Under his father's wing, Shankar had the opportunity to accompany senior dancers like Yamini Krishnamurti, Sonal Mansingh, Swapnasundari, Jamuna Krishnan and others. "The first dancer I played the mridangam for was Saroja Vaidyanathan. My first trip abroad was also with her," he recalls gratefully.
Dance and nattuvangam
Shankar, trained in his youth in nattuvangam under Tirukokaranam Kalyanasundaram Pillai of Chennai, found himself taking up his father's mantle after the latter's demise in 1990. "He had a student, Abhilasha, whom he was training in dance. When he passed away, I took over her training and conducted her arangetram.
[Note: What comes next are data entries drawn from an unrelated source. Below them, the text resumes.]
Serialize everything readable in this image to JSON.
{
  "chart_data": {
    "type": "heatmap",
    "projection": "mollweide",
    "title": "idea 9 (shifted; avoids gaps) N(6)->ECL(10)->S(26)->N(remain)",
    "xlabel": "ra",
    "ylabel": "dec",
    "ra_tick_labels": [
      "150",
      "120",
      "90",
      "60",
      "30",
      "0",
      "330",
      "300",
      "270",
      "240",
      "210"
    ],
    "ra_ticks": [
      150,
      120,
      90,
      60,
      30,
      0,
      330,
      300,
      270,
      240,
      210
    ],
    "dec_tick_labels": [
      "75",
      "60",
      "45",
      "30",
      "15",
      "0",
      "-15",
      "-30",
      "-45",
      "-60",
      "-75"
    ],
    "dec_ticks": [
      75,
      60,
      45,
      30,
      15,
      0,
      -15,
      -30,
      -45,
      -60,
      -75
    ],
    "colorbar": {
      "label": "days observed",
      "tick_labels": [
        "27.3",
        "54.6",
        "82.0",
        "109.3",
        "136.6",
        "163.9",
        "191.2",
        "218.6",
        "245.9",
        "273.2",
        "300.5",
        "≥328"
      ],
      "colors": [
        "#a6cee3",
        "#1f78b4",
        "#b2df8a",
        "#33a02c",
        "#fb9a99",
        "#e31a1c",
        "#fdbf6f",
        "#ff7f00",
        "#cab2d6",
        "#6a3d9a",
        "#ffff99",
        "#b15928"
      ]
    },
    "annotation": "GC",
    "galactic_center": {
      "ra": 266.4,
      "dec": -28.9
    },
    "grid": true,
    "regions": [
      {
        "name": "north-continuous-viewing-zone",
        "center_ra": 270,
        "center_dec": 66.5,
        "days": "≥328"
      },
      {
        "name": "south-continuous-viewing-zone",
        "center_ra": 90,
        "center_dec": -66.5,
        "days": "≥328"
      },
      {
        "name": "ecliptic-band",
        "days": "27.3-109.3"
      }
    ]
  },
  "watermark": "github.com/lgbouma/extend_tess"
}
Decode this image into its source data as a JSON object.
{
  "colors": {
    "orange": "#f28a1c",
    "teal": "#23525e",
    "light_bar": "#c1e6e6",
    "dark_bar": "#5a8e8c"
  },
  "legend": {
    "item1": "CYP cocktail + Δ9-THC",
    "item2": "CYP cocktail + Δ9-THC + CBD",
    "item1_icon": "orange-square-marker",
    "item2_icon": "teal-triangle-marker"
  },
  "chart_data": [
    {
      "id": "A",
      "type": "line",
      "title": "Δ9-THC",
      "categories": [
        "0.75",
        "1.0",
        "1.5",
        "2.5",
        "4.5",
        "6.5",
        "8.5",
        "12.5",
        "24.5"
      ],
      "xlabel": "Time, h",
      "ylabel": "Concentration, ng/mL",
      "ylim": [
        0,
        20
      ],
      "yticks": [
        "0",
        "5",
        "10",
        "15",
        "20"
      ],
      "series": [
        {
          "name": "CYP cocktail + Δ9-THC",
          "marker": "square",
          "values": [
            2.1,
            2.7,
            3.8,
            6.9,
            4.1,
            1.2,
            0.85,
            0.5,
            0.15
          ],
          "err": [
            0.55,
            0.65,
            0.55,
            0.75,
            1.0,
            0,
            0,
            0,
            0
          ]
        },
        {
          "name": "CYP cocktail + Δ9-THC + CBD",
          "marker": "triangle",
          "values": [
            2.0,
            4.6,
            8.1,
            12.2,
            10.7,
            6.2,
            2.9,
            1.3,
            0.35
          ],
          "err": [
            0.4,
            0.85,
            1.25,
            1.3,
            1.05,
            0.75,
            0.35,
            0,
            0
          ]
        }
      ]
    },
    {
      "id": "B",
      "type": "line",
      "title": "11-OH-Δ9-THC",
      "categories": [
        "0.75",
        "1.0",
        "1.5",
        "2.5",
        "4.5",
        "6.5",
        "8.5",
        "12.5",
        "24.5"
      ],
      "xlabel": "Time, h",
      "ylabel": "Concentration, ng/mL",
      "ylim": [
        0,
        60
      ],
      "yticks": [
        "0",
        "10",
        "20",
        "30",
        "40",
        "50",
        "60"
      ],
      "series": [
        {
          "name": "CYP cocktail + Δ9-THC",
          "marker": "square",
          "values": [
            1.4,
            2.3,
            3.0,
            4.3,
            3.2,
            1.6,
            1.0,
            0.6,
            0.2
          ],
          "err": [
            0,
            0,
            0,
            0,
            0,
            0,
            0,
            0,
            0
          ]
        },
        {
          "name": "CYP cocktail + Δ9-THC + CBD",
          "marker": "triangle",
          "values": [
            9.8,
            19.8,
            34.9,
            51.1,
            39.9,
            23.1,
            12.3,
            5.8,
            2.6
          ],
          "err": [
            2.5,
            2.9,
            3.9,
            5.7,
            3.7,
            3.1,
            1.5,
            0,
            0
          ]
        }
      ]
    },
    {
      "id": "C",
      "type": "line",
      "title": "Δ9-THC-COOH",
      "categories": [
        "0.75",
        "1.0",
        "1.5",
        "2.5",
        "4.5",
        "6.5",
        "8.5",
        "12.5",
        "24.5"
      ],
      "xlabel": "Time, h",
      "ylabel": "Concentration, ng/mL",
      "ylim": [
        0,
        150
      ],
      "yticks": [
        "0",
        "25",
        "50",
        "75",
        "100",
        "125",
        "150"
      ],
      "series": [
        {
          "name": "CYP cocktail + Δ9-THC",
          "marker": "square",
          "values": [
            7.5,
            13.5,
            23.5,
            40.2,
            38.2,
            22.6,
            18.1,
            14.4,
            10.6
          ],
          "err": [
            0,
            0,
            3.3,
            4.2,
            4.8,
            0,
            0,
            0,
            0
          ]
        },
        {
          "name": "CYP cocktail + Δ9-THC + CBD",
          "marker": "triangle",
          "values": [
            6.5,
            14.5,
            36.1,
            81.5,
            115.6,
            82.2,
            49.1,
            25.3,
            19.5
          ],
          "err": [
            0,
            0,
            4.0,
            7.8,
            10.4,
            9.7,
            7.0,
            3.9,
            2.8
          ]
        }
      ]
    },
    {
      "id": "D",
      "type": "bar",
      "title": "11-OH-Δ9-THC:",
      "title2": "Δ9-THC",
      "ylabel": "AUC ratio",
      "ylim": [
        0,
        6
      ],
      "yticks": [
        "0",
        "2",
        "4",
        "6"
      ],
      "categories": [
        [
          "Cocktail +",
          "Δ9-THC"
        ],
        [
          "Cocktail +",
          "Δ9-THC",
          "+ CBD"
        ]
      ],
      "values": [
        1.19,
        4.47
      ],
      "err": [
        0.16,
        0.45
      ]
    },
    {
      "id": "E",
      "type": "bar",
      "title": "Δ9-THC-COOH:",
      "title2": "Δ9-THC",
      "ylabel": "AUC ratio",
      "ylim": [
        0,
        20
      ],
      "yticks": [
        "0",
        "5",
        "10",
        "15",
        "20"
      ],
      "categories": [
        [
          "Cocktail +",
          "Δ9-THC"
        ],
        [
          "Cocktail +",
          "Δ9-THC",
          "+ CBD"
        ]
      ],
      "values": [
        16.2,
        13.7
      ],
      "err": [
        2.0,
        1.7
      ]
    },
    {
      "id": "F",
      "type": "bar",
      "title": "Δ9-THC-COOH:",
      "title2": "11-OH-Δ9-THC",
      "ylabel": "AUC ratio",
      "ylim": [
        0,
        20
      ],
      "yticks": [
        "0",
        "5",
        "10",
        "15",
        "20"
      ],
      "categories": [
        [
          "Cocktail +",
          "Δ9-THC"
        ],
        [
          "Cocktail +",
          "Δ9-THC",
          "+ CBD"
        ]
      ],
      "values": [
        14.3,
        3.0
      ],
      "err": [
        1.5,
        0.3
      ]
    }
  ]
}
In 1994 I conducted another arangetram."
Today Shankar continues to teach dance to Delhi youngsters, besides regularly accompanying dancers.
"I have been working with Geeta Chandran for some time now, and I have just returned from a trip to Russia with Rasika Khanna." Unfazed by the spectrum of dancers and styles, he points out, "Every school is unique with valuable features."
What he does suggest is that the dancers get together and persuade the relevant agencies to establish a grade system for nattuvanars.